Amesfoorth adalah sebuah distrik kecil di Belanda, ketika saya sampai disana, cuma ada tiga tempat yang saya kunjungi. Toko Peralatan Rumah Tangga IKEA, Rumah Sepupu saya, dan Sports Compound milik klub bola Andre, Cobu Boys. Kunjungan ke IKEA sudah saya rencanakan jauh-jauh hari, salah cabang terbesar mereka ada di Amesfoorth, dan saya sungguh gila soal IKEA, karena mereka melakukannya dengan sangat out of the box. Jadi kunjungan ke Toko mereka jelas merupakan ziarah wajib yang akan saya lakukan. Tapi mampir ke Cobu Boys? Sebenarnya saya cuma penasaran, mencari jawaban tentang kenapa mereka (Nederland) begitu bagus di kancah Dunia. 
---
Luasnya hampir 3 kali GOR UNY, tentu saja lebih sederhana, namun amat sangat layak. Pelajaran pertama yang saya dapat, tentang pentingnya menyiapkan fasilitas yang layak alih-alih mewah. Ada 2 lapangan sepak bola, dan beberapa lapangan olahraga lain. Tak ada tribun, namun ada satu bangunan yang berisi ruang ganti mereka, cafetaria, dan sekertariat klub. Saya yakin sekertariat Persija Jakarta saja nggak akan serapi sekertariat mereka. Gila, padahal cuma SSB, tapi mereka punya struktur yang sangat yahud. 

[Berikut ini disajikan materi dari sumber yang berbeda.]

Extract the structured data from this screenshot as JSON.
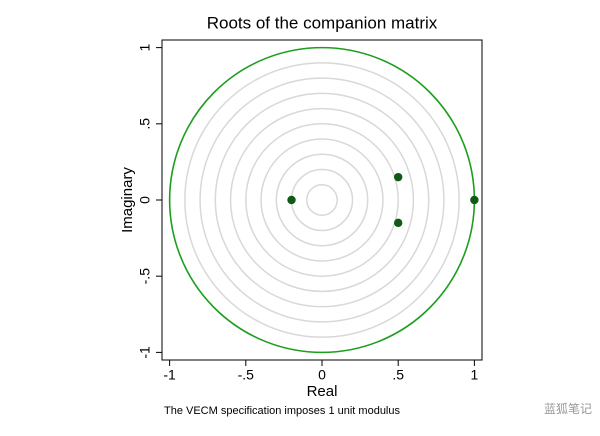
{
  "chart_data": {
    "type": "scatter",
    "title": "Roots of the companion matrix",
    "x_label": "Real",
    "y_label": "Imaginary",
    "note": "The VECM specification imposes 1 unit modulus",
    "watermark": "蓝狐笔记",
    "x": [
      -0.2,
      0.5,
      0.5,
      1
    ],
    "values": [
      0,
      0.15,
      -0.15,
      0
    ],
    "color": "#0f5a14",
    "circle_color": "#1e9e1e",
    "xlim": [
      -1.05,
      1.05
    ],
    "ylim": [
      -1.05,
      1.05
    ],
    "xticks": [
      -1,
      {
        "value": -0.5,
        "label": "-.5"
      },
      0,
      {
        "value": 0.5,
        "label": ".5"
      },
      1
    ],
    "yticks": [
      -1,
      {
        "value": -0.5,
        "label": "-.5"
      },
      0,
      {
        "value": 0.5,
        "label": ".5"
      },
      1
    ]
  }
}
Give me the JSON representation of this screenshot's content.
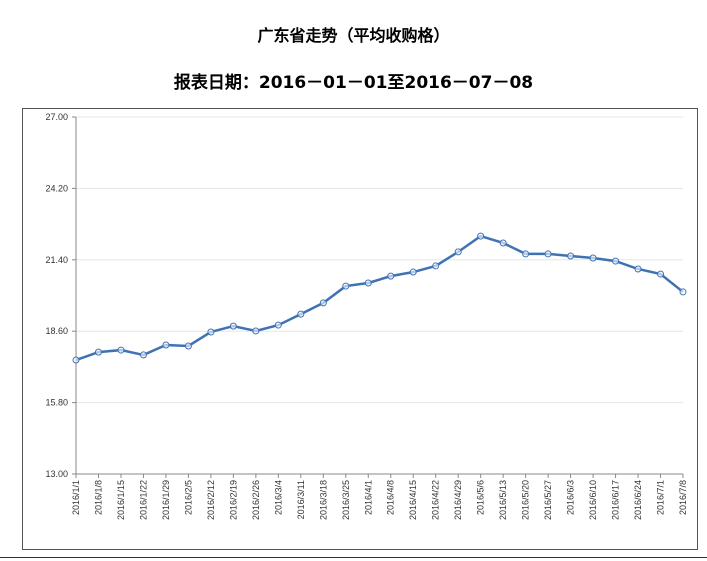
{
  "chart_data": {
    "type": "line",
    "title": "广东省走势（平均收购格）",
    "subtitle": "报表日期：2016－01－01至2016－07－08",
    "xlabel": "",
    "ylabel": "",
    "ylim": [
      13.0,
      27.0
    ],
    "yticks": [
      "13.00",
      "15.80",
      "18.60",
      "21.40",
      "24.20",
      "27.00"
    ],
    "grid": true,
    "legend": "none",
    "color": "#3f72b5",
    "categories": [
      "2016/1/1",
      "2016/1/8",
      "2016/1/15",
      "2016/1/22",
      "2016/1/29",
      "2016/2/5",
      "2016/2/12",
      "2016/2/19",
      "2016/2/26",
      "2016/3/4",
      "2016/3/11",
      "2016/3/18",
      "2016/3/25",
      "2016/4/1",
      "2016/4/8",
      "2016/4/15",
      "2016/4/22",
      "2016/4/29",
      "2016/5/6",
      "2016/5/13",
      "2016/5/20",
      "2016/5/27",
      "2016/6/3",
      "2016/6/10",
      "2016/6/17",
      "2016/6/24",
      "2016/7/1",
      "2016/7/8"
    ],
    "values": [
      17.47,
      17.78,
      17.86,
      17.67,
      18.06,
      18.02,
      18.57,
      18.8,
      18.61,
      18.84,
      19.27,
      19.71,
      20.37,
      20.49,
      20.76,
      20.92,
      21.16,
      21.71,
      22.33,
      22.06,
      21.63,
      21.63,
      21.55,
      21.47,
      21.35,
      21.04,
      20.84,
      20.14
    ]
  }
}
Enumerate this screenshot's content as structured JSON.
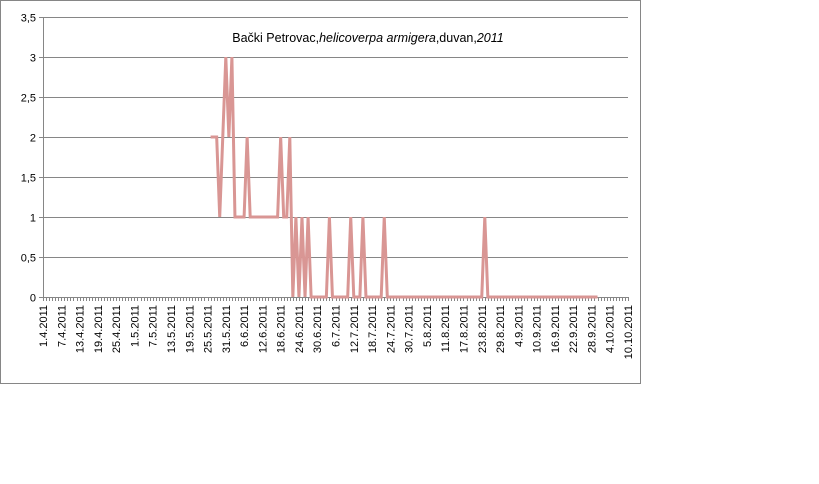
{
  "chart_data": {
    "type": "line",
    "title_parts": [
      {
        "text": "Bački Petrovac,",
        "italic": false
      },
      {
        "text": "helicoverpa armigera",
        "italic": true
      },
      {
        "text": ",duvan,",
        "italic": false
      },
      {
        "text": "2011",
        "italic": true
      }
    ],
    "xlabel": "",
    "ylabel": "",
    "ylim": [
      0,
      3.5
    ],
    "yticks": [
      "0",
      "0,5",
      "1",
      "1,5",
      "2",
      "2,5",
      "3",
      "3,5"
    ],
    "grid": true,
    "legend": "none",
    "x_start_date": "1.4.2011",
    "x_end_date": "10.10.2011",
    "xticks": [
      "1.4.2011",
      "7.4.2011",
      "13.4.2011",
      "19.4.2011",
      "25.4.2011",
      "1.5.2011",
      "7.5.2011",
      "13.5.2011",
      "19.5.2011",
      "25.5.2011",
      "31.5.2011",
      "6.6.2011",
      "12.6.2011",
      "18.6.2011",
      "24.6.2011",
      "30.6.2011",
      "6.7.2011",
      "12.7.2011",
      "18.7.2011",
      "24.7.2011",
      "30.7.2011",
      "5.8.2011",
      "11.8.2011",
      "17.8.2011",
      "23.8.2011",
      "29.8.2011",
      "4.9.2011",
      "10.9.2011",
      "16.9.2011",
      "22.9.2011",
      "28.9.2011",
      "4.10.2011",
      "10.10.2011"
    ],
    "series": [
      {
        "color": "#d99694",
        "points": [
          [
            "26.5.2011",
            2
          ],
          [
            "27.5.2011",
            2
          ],
          [
            "28.5.2011",
            2
          ],
          [
            "29.5.2011",
            1
          ],
          [
            "30.5.2011",
            2
          ],
          [
            "31.5.2011",
            3
          ],
          [
            "1.6.2011",
            2
          ],
          [
            "2.6.2011",
            3
          ],
          [
            "3.6.2011",
            1
          ],
          [
            "4.6.2011",
            1
          ],
          [
            "5.6.2011",
            1
          ],
          [
            "6.6.2011",
            1
          ],
          [
            "7.6.2011",
            2
          ],
          [
            "8.6.2011",
            1
          ],
          [
            "9.6.2011",
            1
          ],
          [
            "10.6.2011",
            1
          ],
          [
            "11.6.2011",
            1
          ],
          [
            "12.6.2011",
            1
          ],
          [
            "13.6.2011",
            1
          ],
          [
            "14.6.2011",
            1
          ],
          [
            "15.6.2011",
            1
          ],
          [
            "16.6.2011",
            1
          ],
          [
            "17.6.2011",
            1
          ],
          [
            "18.6.2011",
            2
          ],
          [
            "19.6.2011",
            1
          ],
          [
            "20.6.2011",
            1
          ],
          [
            "21.6.2011",
            2
          ],
          [
            "22.6.2011",
            0
          ],
          [
            "23.6.2011",
            1
          ],
          [
            "24.6.2011",
            0
          ],
          [
            "25.6.2011",
            1
          ],
          [
            "26.6.2011",
            0
          ],
          [
            "27.6.2011",
            1
          ],
          [
            "28.6.2011",
            0
          ],
          [
            "29.6.2011",
            0
          ],
          [
            "30.6.2011",
            0
          ],
          [
            "1.7.2011",
            0
          ],
          [
            "2.7.2011",
            0
          ],
          [
            "3.7.2011",
            0
          ],
          [
            "4.7.2011",
            1
          ],
          [
            "5.7.2011",
            0
          ],
          [
            "6.7.2011",
            0
          ],
          [
            "7.7.2011",
            0
          ],
          [
            "8.7.2011",
            0
          ],
          [
            "9.7.2011",
            0
          ],
          [
            "10.7.2011",
            0
          ],
          [
            "11.7.2011",
            1
          ],
          [
            "12.7.2011",
            0
          ],
          [
            "13.7.2011",
            0
          ],
          [
            "14.7.2011",
            0
          ],
          [
            "15.7.2011",
            1
          ],
          [
            "16.7.2011",
            0
          ],
          [
            "17.7.2011",
            0
          ],
          [
            "18.7.2011",
            0
          ],
          [
            "19.7.2011",
            0
          ],
          [
            "20.7.2011",
            0
          ],
          [
            "21.7.2011",
            0
          ],
          [
            "22.7.2011",
            1
          ],
          [
            "23.7.2011",
            0
          ],
          [
            "24.7.2011",
            0
          ],
          [
            "25.7.2011",
            0
          ],
          [
            "26.7.2011",
            0
          ],
          [
            "27.7.2011",
            0
          ],
          [
            "28.7.2011",
            0
          ],
          [
            "29.7.2011",
            0
          ],
          [
            "30.7.2011",
            0
          ],
          [
            "31.7.2011",
            0
          ],
          [
            "1.8.2011",
            0
          ],
          [
            "2.8.2011",
            0
          ],
          [
            "3.8.2011",
            0
          ],
          [
            "4.8.2011",
            0
          ],
          [
            "5.8.2011",
            0
          ],
          [
            "6.8.2011",
            0
          ],
          [
            "7.8.2011",
            0
          ],
          [
            "8.8.2011",
            0
          ],
          [
            "9.8.2011",
            0
          ],
          [
            "10.8.2011",
            0
          ],
          [
            "11.8.2011",
            0
          ],
          [
            "12.8.2011",
            0
          ],
          [
            "13.8.2011",
            0
          ],
          [
            "14.8.2011",
            0
          ],
          [
            "15.8.2011",
            0
          ],
          [
            "16.8.2011",
            0
          ],
          [
            "17.8.2011",
            0
          ],
          [
            "18.8.2011",
            0
          ],
          [
            "19.8.2011",
            0
          ],
          [
            "20.8.2011",
            0
          ],
          [
            "21.8.2011",
            0
          ],
          [
            "22.8.2011",
            0
          ],
          [
            "23.8.2011",
            0
          ],
          [
            "24.8.2011",
            1
          ],
          [
            "25.8.2011",
            0
          ],
          [
            "26.8.2011",
            0
          ],
          [
            "27.8.2011",
            0
          ],
          [
            "28.8.2011",
            0
          ],
          [
            "29.8.2011",
            0
          ],
          [
            "30.8.2011",
            0
          ],
          [
            "31.8.2011",
            0
          ],
          [
            "1.9.2011",
            0
          ],
          [
            "2.9.2011",
            0
          ],
          [
            "3.9.2011",
            0
          ],
          [
            "4.9.2011",
            0
          ],
          [
            "5.9.2011",
            0
          ],
          [
            "6.9.2011",
            0
          ],
          [
            "7.9.2011",
            0
          ],
          [
            "8.9.2011",
            0
          ],
          [
            "9.9.2011",
            0
          ],
          [
            "10.9.2011",
            0
          ],
          [
            "11.9.2011",
            0
          ],
          [
            "12.9.2011",
            0
          ],
          [
            "13.9.2011",
            0
          ],
          [
            "14.9.2011",
            0
          ],
          [
            "15.9.2011",
            0
          ],
          [
            "16.9.2011",
            0
          ],
          [
            "17.9.2011",
            0
          ],
          [
            "18.9.2011",
            0
          ],
          [
            "19.9.2011",
            0
          ],
          [
            "20.9.2011",
            0
          ],
          [
            "21.9.2011",
            0
          ],
          [
            "22.9.2011",
            0
          ],
          [
            "23.9.2011",
            0
          ],
          [
            "24.9.2011",
            0
          ],
          [
            "25.9.2011",
            0
          ],
          [
            "26.9.2011",
            0
          ],
          [
            "27.9.2011",
            0
          ],
          [
            "28.9.2011",
            0
          ],
          [
            "29.9.2011",
            0
          ],
          [
            "30.9.2011",
            0
          ]
        ]
      }
    ]
  }
}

Tak berhenti disitu, kekaguman saya berlanjut waktu saya berbicara dengan orang-orang disekitar saya sembari menonton Andre berlatih. Mengetahui bagaimana mereka menjalankan klub ini, dengan sistem keuangan yang sederhana dan dukungan yang baik dari otoritas setempat. Bagaimana tiap-tiap orang tua saling bergantian menyediakan makanan untuk memenuhi gizi para pemain dari dapur klub, mengelola perlengkapan, dan berlatih. Pikiran saya meledak-ledak. Ini cuma SSB lho, macam Gama atau Puspor di Jogja. Tapi kok segitu diurusinnya ya. Apalagi waktu lihat Andre berlatih, mereka nggak spesial-spesial amat. 11-12 dibanding skill anak-anak seusia mereka di Indonesia.

Tapi jelas, bukan soal skill mereka, atau siapa mereka. Tetap aja mereka di treat dengan layak. Bukan mewah. Saya nggak melihat mereka punya boot room yang dipenuhi sepatu seri tebaru macam pemain Liga Inggris, atau mereka punya bola klasifikasi A yang dipakai buat Eredevise. Nggak ada. Mereka cuma diperhatikan, tanpa di manjakan. Diperlakukan dengan layak, meski ga berlimpah kemewahan. Lagi, petir-petir itu saling bersambar dikepala saya. "Ini cuma SSB kok segininya diurusiii ya?"
--
Sesi latihan Andre hampir berakhir, senja menjelang di langit bagian barat, saya beranjak pulang dan meninggalkan Cobu Boys sore itu. Sejalan dengan kayuhan sepeda Andre menuju rumah, pikiran saya masih hangat setelah melihat seperti apa anak-anak muda di negara finalis ini diperlakukan. Sepanjang jalan saya sadar kalau lapangan indah macam Cobu ini tersebar dipelosok negeri kecil ini. 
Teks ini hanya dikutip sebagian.